Don’t let anyone tell you there’s nothing left to do or find or make.

We haven’t even started.

Making is better

There’s a lot of money to be made in the world of Art.

There’s a lot of poverty to be made as well.

One of the travesties of our childhood is that if you weren’t ‘creative’ then you didn’t get to do creative stuff.

But being human is being creative. It’s not something for ‘creative people.’

People are creative but we get trapped into thinking that what matters is that other people pay for it.

I’m blessed that anyone reads this; I truly am.

But strangely, it wasn’t until I accepted nobody might read it that I was able to start writing it at all.

 

Friday nights in quarantine

Most Fridays for most of my life were happy days. Drunk days.

The days I was released from the yoke to drink and revel and rut. 

Good times.

But since lockdown started and Friday nights turned into a night like any other, something weird happened.

I noticed that — left to my own devices — at around 2 or 3 pm on a Friday, I would crack open a beer and lean back into my chair and start to work.

Not in a frantic way — just keen. Almost like I enjoyed it.

And I was.

Don’t get me wrong, as soon as they let us out, I’ll be hitting one of those sticky downtown bars.

But I think I’m going to give myself a little date every other Friday to sit down while the rest of the world relaxes and write.

Give yourself a ‘D’

Elizabeth Gilbert — author of “Eat, Pray, Love” has a great story about creativity.

She talks about how dozens of people asked if she was worried she would never write something as big as EPL again.

And then she starts thinking, What if they’re right?

Those doubts lead to her throwing the next book straight in the bin, never to be read.

To publish another book, Elizabeth tells us how she had to come to terms with the fact that whatever she wrote would never be as successful as Eat Pray Love.

Seth Godin calls this, ‘Giving yourself a D’ so you can move on and make something better. It’s not a Fail but it’s definitely not great. 

When I heard this for the 47th time it was like a weight had been lifted.

I was finally free to do some writing. There’s no way I can publish every day without most of it being below average. And none of it will be perfect.

The thinking is that if I write enough, somewhere along the way there might just be something that blows your fuckin’ mind.

But I’m not making any promises; except to show up every day and write.

Nobody cares until everybody does

This week the internet introduced me to a guy called Kofi who made a great album a couple of years back. If you like good words and chill beats I highly recommend it.

The title track is a great little story about people and making art…

One cold night in Birmingham city center, Kofi stood on a corner rapping as the world walked by.

For hours he spat into the void but folks were too busy Christmas shopping to stop and listen. He knew they could hear and he was happy doing his thing so he kept on going. For hours.

Eventually one person stopped by to listen to him and before too long a large crowd formed. Because when you’re creating, Nobody Cares Until Everybody Does.

And I’ll bet Kofi will be making music long after people stop caring because that is what we do when we decide to create.

Thanks for being the first to stop by and listen.

I hope you stick around.

Keep playing

Children naturally make mistakes and think little of it.

They’re not bothered at how bad their painting is.

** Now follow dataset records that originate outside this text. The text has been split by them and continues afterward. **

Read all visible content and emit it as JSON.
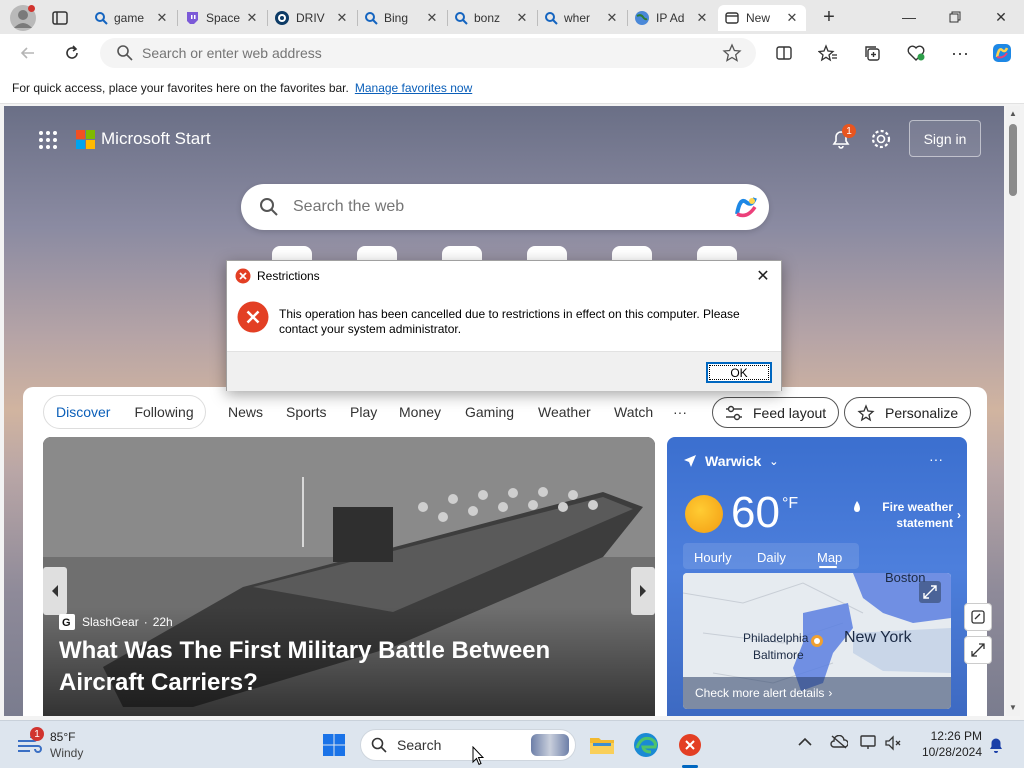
{
  "tabs": [
    {
      "title": "game",
      "icon": "search-icon",
      "active": false
    },
    {
      "title": "Space",
      "icon": "twitch-icon",
      "active": false
    },
    {
      "title": "DRIV",
      "icon": "disc-icon",
      "active": false
    },
    {
      "title": "Bing",
      "icon": "search-icon",
      "active": false
    },
    {
      "title": "bonz",
      "icon": "search-icon",
      "active": false
    },
    {
      "title": "wher",
      "icon": "search-icon",
      "active": false
    },
    {
      "title": "IP Ad",
      "icon": "globe-icon",
      "active": false
    },
    {
      "title": "New",
      "icon": "newtab-icon",
      "active": true
    }
  ],
  "toolbar": {
    "address_placeholder": "Search or enter web address"
  },
  "favorites_bar": {
    "message": "For quick access, place your favorites here on the favorites bar.",
    "link": "Manage favorites now"
  },
  "msn": {
    "brand": "Microsoft Start",
    "notification_count": "1",
    "sign_in": "Sign in",
    "search_placeholder": "Search the web"
  },
  "dialog": {
    "title": "Restrictions",
    "message": "This operation has been cancelled due to restrictions in effect on this computer. Please contact your system administrator.",
    "ok": "OK"
  },
  "feed": {
    "pill": {
      "discover": "Discover",
      "following": "Following"
    },
    "nav": [
      "News",
      "Sports",
      "Play",
      "Money",
      "Gaming",
      "Weather",
      "Watch",
      "···"
    ],
    "feed_layout": "Feed layout",
    "personalize": "Personalize",
    "hero": {
      "source": "SlashGear",
      "age": "22h",
      "headline": "What Was The First Military Battle Between Aircraft Carriers?"
    },
    "weather": {
      "location": "Warwick",
      "temp": "60",
      "unit": "°F",
      "alert": "Fire weather statement",
      "tabs": [
        "Hourly",
        "Daily",
        "Map"
      ],
      "map_labels": {
        "boston": "Boston",
        "new_york": "New York",
        "philadelphia": "Philadelphia",
        "baltimore": "Baltimore"
      },
      "alert_link": "Check more alert details"
    }
  },
  "taskbar": {
    "weather_temp": "85°F",
    "weather_desc": "Windy",
    "weather_badge": "1",
    "search_label": "Search",
    "time": "12:26 PM",
    "date": "10/28/2024"
  },
  "colors": {
    "accent": "#0067c0",
    "error": "#e33f24",
    "weather_bg": "#3b6fcf"
  }
}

They’re just happy to get covered in paint making it and even more delighted if it gets stuck on the fridge.

As teens, we’re taught to stop playing and stop making mistakes so that we can pass into the world as sensible “adults.”

But we can carry on playing forever. And we should!

Playing with new things is how we learn, and playing as an adult is called creativity. It doesn’t have to be a painting either; you can play with anything.

Keep playing. Keep trying new things and messing them up to make something unique.

One day, someone might just think it’s good enough to stick on their fridge.

Or better still, pay you to keep playing.